The monetary policy committee of State Bank of Pakistan (SBP) will convene on Tuesday (July 27, 2021) to announce the monetary policy for the next two months. We expect the SBP to keep policy rate unchanged at 7% in the upcoming monetary policy statement.
To recall, the Monetary Policy Committee (MPC) convened last in May’21 and noted that further improvement has been witnessed in the overall domestic recovery, with GDP forecast at 3.94% for FY21. Therefore, in our view, SBP might consider keeping the rate unchanged in order to boost the domestic demand despite running a negative interest rate of ~3% at present. Moreover, the statement also hinted at a very gradual and measured monetary tightening stance, when the need arises.
It also highlighted that core inflation continues to appear restrained and although headline numbers have been inclining, inflation remains manageable. Moreover, inflation, as per SBP, is likely to hover within the 5-7% range in the medium-term. Therefore, it seems likely that the central bank would let the real interest rates remain negative in the medium term.

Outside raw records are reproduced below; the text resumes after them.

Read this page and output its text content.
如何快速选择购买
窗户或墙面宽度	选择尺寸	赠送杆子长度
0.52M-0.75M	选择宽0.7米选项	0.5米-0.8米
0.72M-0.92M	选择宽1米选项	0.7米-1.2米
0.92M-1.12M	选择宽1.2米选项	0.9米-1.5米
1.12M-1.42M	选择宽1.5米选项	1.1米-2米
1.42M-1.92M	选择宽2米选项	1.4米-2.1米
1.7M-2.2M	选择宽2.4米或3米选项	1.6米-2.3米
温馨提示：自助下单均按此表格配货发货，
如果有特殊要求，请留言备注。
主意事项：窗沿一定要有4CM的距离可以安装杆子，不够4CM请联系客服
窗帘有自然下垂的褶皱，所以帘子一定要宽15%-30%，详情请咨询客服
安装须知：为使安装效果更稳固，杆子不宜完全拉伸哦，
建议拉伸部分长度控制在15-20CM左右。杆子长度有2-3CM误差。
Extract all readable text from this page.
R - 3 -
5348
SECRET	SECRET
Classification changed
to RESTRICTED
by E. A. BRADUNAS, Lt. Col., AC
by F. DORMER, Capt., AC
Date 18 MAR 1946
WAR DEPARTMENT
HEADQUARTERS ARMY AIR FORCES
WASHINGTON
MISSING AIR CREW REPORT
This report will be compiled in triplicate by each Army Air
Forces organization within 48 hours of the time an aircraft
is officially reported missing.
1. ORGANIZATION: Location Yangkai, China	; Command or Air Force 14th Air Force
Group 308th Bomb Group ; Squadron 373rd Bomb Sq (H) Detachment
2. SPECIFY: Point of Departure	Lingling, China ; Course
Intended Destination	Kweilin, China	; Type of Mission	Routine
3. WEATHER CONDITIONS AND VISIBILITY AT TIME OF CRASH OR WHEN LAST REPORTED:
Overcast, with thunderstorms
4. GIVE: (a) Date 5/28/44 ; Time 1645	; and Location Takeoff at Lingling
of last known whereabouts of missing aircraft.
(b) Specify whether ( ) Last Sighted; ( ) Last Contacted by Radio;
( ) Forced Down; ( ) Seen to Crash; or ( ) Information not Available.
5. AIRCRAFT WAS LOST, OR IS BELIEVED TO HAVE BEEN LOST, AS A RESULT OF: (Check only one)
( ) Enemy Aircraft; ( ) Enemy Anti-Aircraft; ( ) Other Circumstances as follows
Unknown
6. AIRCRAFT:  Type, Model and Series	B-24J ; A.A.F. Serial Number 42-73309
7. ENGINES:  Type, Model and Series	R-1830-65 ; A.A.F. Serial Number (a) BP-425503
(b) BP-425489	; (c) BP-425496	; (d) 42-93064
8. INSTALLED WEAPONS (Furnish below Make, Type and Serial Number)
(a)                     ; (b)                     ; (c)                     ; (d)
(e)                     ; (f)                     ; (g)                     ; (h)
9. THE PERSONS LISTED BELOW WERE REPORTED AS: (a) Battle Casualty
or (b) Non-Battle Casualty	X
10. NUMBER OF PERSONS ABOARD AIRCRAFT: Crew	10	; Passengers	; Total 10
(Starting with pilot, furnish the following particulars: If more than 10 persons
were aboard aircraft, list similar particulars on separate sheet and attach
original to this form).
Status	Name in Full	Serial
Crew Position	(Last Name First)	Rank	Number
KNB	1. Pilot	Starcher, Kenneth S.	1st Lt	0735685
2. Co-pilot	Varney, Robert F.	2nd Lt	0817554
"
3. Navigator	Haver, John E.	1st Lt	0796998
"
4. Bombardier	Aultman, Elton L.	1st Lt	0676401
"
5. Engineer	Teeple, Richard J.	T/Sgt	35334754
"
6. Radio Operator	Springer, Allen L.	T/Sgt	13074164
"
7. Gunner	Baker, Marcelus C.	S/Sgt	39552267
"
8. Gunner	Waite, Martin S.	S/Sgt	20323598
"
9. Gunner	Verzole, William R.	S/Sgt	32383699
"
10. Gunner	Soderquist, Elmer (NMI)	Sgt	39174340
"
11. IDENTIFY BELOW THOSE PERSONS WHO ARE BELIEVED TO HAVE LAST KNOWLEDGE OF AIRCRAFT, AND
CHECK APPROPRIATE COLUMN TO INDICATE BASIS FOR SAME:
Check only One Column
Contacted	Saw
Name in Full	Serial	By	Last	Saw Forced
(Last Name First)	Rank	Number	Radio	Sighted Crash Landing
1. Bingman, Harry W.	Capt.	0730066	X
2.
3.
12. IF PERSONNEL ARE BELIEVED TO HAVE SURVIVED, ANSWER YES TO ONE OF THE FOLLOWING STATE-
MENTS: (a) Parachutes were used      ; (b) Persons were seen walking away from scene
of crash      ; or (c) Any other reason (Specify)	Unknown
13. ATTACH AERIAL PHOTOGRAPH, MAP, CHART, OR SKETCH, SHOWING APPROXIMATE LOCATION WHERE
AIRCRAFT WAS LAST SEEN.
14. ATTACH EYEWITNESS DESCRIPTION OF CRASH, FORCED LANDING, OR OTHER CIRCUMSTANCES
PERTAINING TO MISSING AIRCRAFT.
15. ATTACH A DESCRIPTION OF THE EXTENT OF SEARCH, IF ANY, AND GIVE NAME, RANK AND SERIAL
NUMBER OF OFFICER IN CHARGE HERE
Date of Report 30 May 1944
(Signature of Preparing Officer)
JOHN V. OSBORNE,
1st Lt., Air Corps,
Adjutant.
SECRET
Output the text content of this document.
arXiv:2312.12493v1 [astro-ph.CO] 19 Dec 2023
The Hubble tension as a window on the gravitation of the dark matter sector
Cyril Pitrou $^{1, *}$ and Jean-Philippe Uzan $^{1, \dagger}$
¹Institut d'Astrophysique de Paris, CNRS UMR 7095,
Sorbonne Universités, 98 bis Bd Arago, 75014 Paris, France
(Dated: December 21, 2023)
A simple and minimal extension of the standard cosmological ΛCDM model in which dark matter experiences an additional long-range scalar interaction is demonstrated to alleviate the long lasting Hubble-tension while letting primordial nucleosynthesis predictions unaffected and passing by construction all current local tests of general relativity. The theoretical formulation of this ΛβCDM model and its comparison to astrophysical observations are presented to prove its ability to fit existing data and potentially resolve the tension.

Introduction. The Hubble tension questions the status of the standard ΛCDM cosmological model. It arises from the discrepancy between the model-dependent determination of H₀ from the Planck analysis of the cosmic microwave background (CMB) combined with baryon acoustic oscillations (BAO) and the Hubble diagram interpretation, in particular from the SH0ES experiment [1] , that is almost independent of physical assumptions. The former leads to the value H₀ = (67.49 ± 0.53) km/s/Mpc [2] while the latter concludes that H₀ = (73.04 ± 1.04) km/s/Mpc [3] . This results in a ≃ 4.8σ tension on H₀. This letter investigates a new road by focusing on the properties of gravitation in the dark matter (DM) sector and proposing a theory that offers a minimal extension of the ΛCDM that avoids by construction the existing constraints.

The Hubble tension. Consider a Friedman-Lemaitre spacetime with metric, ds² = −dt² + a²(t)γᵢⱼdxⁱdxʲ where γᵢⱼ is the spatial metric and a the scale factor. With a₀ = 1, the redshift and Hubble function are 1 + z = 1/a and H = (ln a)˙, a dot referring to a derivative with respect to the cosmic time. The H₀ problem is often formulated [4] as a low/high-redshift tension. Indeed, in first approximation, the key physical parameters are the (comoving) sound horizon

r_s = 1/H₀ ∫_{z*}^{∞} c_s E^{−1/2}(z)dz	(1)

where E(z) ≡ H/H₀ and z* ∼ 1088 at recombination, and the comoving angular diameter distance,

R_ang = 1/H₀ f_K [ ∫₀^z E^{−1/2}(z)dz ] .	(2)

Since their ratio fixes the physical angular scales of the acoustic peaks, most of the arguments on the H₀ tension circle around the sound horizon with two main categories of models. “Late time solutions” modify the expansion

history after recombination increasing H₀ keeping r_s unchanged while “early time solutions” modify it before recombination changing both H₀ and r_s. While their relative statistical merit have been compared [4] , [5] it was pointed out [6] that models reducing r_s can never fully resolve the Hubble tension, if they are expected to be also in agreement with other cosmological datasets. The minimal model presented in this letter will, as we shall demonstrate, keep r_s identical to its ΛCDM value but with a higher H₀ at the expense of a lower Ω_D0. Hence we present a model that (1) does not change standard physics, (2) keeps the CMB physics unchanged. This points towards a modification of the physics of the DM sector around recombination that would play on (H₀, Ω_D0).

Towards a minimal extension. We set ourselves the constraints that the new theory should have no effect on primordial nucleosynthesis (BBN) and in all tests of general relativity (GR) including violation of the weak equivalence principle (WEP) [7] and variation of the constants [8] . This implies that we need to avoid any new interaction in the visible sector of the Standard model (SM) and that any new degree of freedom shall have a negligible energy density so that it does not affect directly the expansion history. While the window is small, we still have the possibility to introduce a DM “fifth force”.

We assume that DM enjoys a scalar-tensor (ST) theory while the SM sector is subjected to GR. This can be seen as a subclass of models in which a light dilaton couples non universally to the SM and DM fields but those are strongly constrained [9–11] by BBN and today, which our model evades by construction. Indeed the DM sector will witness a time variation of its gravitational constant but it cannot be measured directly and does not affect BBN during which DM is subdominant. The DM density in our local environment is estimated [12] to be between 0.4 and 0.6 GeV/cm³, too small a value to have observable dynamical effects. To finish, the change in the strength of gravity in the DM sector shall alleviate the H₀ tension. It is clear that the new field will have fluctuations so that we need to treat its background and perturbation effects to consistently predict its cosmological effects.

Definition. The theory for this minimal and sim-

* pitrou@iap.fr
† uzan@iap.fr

On the external front, Pakistan closed FY21 with historic high levels of exports (goods) and remittances. The overall trade too remained high as economic activities ramped up. All said, what could have stayed in green ended in red; Current Account posted a deficit of USD 1.9bn in FY21, with a huge USD 1.6bn deficit recorded alone in the month of Jun’21. However, on a YoY basis, current account deficit has come down by 58% during FY21, the lowest deficit after 10-years (Surplus of USD 214mn in FY11). Total imports increased by 17.6%YoY to USD 61.6bn during FY21 while total exports increased by 12.8% YoY to USD 31.6bn during this period. Remittances were a silver lining, reaching USD 29.4bn by FY21 end (up 27% YoY).